There’s a straightforward process in simple neural networks (let’s compare them to a simple single-layered cake): input goes in, gets transformed, and output comes out. It’s akin to having just one layer of sponge in our cake – simple.
Now, “deep learning” is like our multi-layered wedding cake. Instead of one layer, we have many, many layers stacked on top of each other. Each layer contributes to the overall flavor and structure of the cake. In neural networks, having multiple layers allows for more complex transformations of the input data, enabling the network to understand intricate patterns and details.
Why is depth important? Well, just as each layer of our cake can have a different flavor or texture, adding depth (or layers) to our network allows it to capture distinctive features and nuances in the data. For instance, in image recognition, initial layers might identify simple patterns like edges or colors, while deeper layers could recognize more complex features like shapes, and even deeper layers might identify objects or scenes. There are different hidden layer “recipes” for each kind of deep learning application (image recognition would use different stacks of layers than natural language processing, for example).

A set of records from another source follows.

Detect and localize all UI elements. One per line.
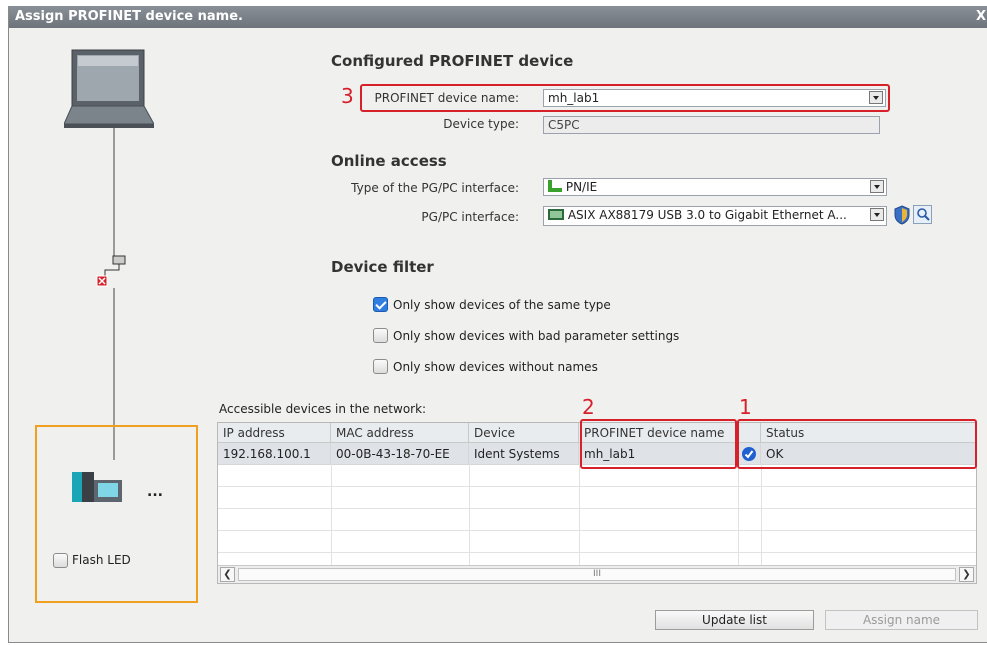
iface-select[interactable]: ASIX AX88179 USB 3.0 to Gigabit Ethernet… (543, 206, 887, 226)
device-type-label: Device type: (443, 117, 519, 131)
device-name-input[interactable]: mh_lab1 (543, 89, 886, 107)
shield-icon[interactable] (893, 205, 911, 225)
horizontal-scrollbar[interactable]: ❮ III ❯ (218, 565, 976, 583)
ethernet-port-icon (548, 180, 562, 192)
accessible-devices-caption: Accessible devices in the network: (219, 402, 427, 416)
column-divider (331, 443, 332, 565)
iface-value: ASIX AX88179 USB 3.0 to Gigabit Ethernet… (567, 208, 847, 222)
column-header-mac[interactable]: MAC address (331, 423, 469, 443)
update-list-button[interactable]: Update list (655, 610, 814, 630)
flash-led-checkbox[interactable] (53, 553, 68, 568)
device-more-indicator: ... (147, 484, 163, 500)
device-name-label: PROFINET device name: (374, 91, 519, 105)
scroll-left-icon[interactable]: ❮ (220, 567, 235, 582)
pg-pc-laptop-icon (64, 49, 154, 128)
annotation-box-2 (580, 419, 737, 469)
filter-same-type-label: Only show devices of the same type (393, 298, 611, 312)
plc-device-icon (72, 472, 122, 502)
device-name-value: mh_lab1 (548, 91, 600, 105)
online-access-heading: Online access (331, 152, 447, 170)
device-filter-heading: Device filter (331, 258, 434, 276)
iface-type-value: PN/IE (565, 180, 598, 194)
row-mac: 00-0B-43-18-70-EE (331, 443, 469, 465)
device-type-value: C5PC (548, 118, 580, 132)
iface-type-label: Type of the PG/PC interface: (351, 181, 519, 195)
column-header-ip[interactable]: IP address (218, 423, 331, 443)
annotation-box-1 (737, 419, 977, 469)
column-divider (469, 443, 470, 565)
annotation-number-1: 1 (739, 395, 752, 419)
column-header-device[interactable]: Device (469, 423, 579, 443)
configured-device-heading: Configured PROFINET device (331, 52, 574, 70)
search-online-button[interactable] (913, 205, 932, 224)
annotation-number-2: 2 (582, 395, 595, 419)
close-icon[interactable]: X (976, 9, 986, 24)
filter-no-names-label: Only show devices without names (393, 360, 598, 374)
filter-bad-params-checkbox[interactable] (373, 328, 388, 343)
device-type-field: C5PC (543, 116, 880, 134)
network-cable-top (113, 128, 115, 256)
filter-bad-params-label: Only show devices with bad parameter set… (393, 329, 680, 343)
iface-label: PG/PC interface: (421, 210, 519, 224)
flash-led-label: Flash LED (72, 553, 131, 567)
scroll-right-icon[interactable]: ❯ (959, 567, 974, 582)
device-highlight-box (35, 425, 198, 603)
network-adapter-icon (548, 209, 564, 220)
iface-type-select[interactable]: PN/IE (543, 178, 887, 196)
row-ip: 192.168.100.1 (218, 443, 331, 465)
filter-same-type-checkbox[interactable] (373, 297, 388, 312)
scroll-thumb[interactable]: III (238, 568, 956, 581)
chevron-down-icon[interactable] (870, 180, 884, 193)
network-disconnected-icon (96, 255, 126, 287)
assign-name-button[interactable]: Assign name (825, 610, 978, 630)
magnifier-icon (917, 208, 930, 221)
title-bar: Assign PROFINET device name. X (9, 6, 987, 28)
row-device: Ident Systems (469, 443, 579, 465)
assign-name-dialog: Assign PROFINET device name. X ... Flash… (8, 6, 987, 643)
filter-no-names-checkbox[interactable] (373, 359, 388, 374)
chevron-down-icon[interactable] (869, 91, 883, 104)
chevron-down-icon[interactable] (870, 208, 884, 221)
window-title: Assign PROFINET device name. (15, 9, 243, 24)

As with creating the most delicious cake, intuition and trial and error go into building the layers. A good baker can predict that a cake with alternating layers of raspberry and chocolate will turn out better than one with layers of lemon and chocolate. Similarly, a good AI engineer has some intuition as to what layer designs are more likely to work. But, just as with fusion cuisine, delightful surprises abound when new combinations are tried, and the reasons for the results are not always clear. The layers and how they are combined are some of the hyperparameters that are pieces of the model (cake) you can set (vs. the parameters or weights learned in the training process).